Nope. See, in that situation, you’re using up a finite resource - the barber’s time. The time he spends cutting your hair is time he can’t spend cutting the hair of someone who will actually pay.
Copying a file, on the other hand, does not depend on the original author to contribute time, labor, or supplies. If I burn a copy of “Oops! I Did It Again”, that doesn’t take up any more of Britney’s time. All the labor she put into writing and recording that song was performed years ago.
Again, if you do that, the carpenter has lost the labor he put into making it, as well as the lumber. If the same were true of information, I’d agree with you, but it isn’t.
I’ve said no such thing.
Truly a pathetic tactic: post something inflammatory and false, then immediately follow it with “oh, but I know you’re just going to deny this and attack me for saying it”. What else would you, or anyone, expect to happen when you’ve lied about what I’ve written and made insulting claims about my motivation?
Nor do I hope to. In fact, I’ve never made that argument. Can you say “strawman”?
It is for me.
Heh. If an American told you “Germany’s hate speech laws really don’t seem compatible with freedom of speech”, would you say “Actually, those laws only affect German citizens; they don’t affect your First Amendment rights here in the US”?
I can’t believe you’re serious here, but I’ll humor you anyway: No, friend begbert2, when I say copyright is a restriction on freedom of speech, I don’t mean that I think it’s unconstitutional. The concept of free speech does not start and stop with the First Amendment, or the corresponding laws in any other country.
I mean that copyright restricts what you can say, print, and distribute. There are a few purposes for which such restrictions are justified, such as public safety, national security, and personal privacy, but IMO putting a buck in someone’s pocket isn’t one of them. I believe copyright infringes on free speech for no more noble purpose than to generate a profit, and therefore copyright supporters are quite literally selling out their freedom of speech (and mine).
Indeed. There are also things that are moral to say, but not legal to say - for example, copyrighted things, when you don’t have the permission of the copyright holder.
Is it wrong to sneak into a movie without paying? After all, the theater is going to run the projector even if the seats are mostly empty, so you’re not actually depriving them of anything, right?
Well, I sure wouldn’t call it stealing, since you aren’t taking the theater anywhere. It’s trespassing, which is wrong for essentially the same reason.

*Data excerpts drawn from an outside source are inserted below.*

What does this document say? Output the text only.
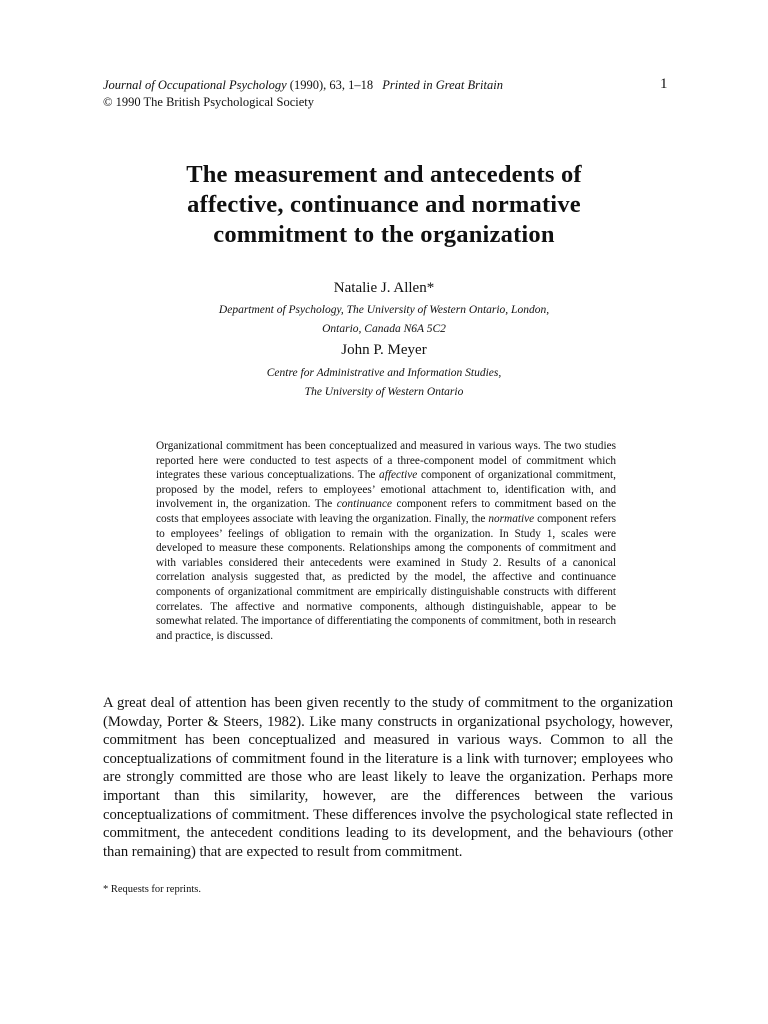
Journal of Occupational Psychology (1990), 63, 1–18 Printed in Great Britain
© 1990 The British Psychological Society
1
The measurement and antecedents of
affective, continuance and normative
commitment to the organization
Natalie J. Allen*
Department of Psychology, The University of Western Ontario, London,
Ontario, Canada N6A 5C2
John P. Meyer
Centre for Administrative and Information Studies,
The University of Western Ontario
Organizational commitment has been conceptualized and measured in various ways. The two studies reported here were conducted to test aspects of a three-component model of commitment which integrates these various conceptualizations. The affective component of organizational commitment, proposed by the model, refers to employees’ emotional attachment to, identification with, and involvement in, the organization. The continuance component refers to commitment based on the costs that employees associate with leaving the organization. Finally, the normative component refers to employees’ feelings of obligation to remain with the organization. In Study 1, scales were developed to measure these components. Relationships among the components of commitment and with variables considered their antecedents were examined in Study 2. Results of a canonical correlation analysis suggested that, as predicted by the model, the affective and continuance components of organizational commitment are empirically distinguishable constructs with different correlates. The affective and normative components, although distinguishable, appear to be somewhat related. The importance of differentiating the components of commitment, both in research and practice, is discussed.
A great deal of attention has been given recently to the study of commitment to the organization (Mowday, Porter & Steers, 1982). Like many constructs in organizational psychology, however, commitment has been conceptualized and measured in various ways. Common to all the conceptualizations of commitment found in the literature is a link with turnover; employees who are strongly committed are those who are least likely to leave the organization. Perhaps more important than this similarity, however, are the differences between the various conceptualizations of commitment. These differences involve the psychological state reflected in commitment, the antecedent conditions leading to its development, and the behaviours (other than remaining) that are expected to result from commitment.
* Requests for reprints.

The theater owner has the right to decide whether you can be on his property, because your presence limits the ways he can use it: just like you can’t drive my car to Chicago if I want to drive it to Seattle at the same time, you can’t be in my closet if I want to spray it for bugs, and you can’t occupy a seat in the theater if the owner wants to fill all the unsold seats with kids from the local orphanage instead. There’s only one “copy” of the theater, so someone has to have exclusive control over it, and that person is the owner. (Whether he actually plans to use your seat for something else is beside the point, which is that by being there, you’re limiting the possible uses of his property.)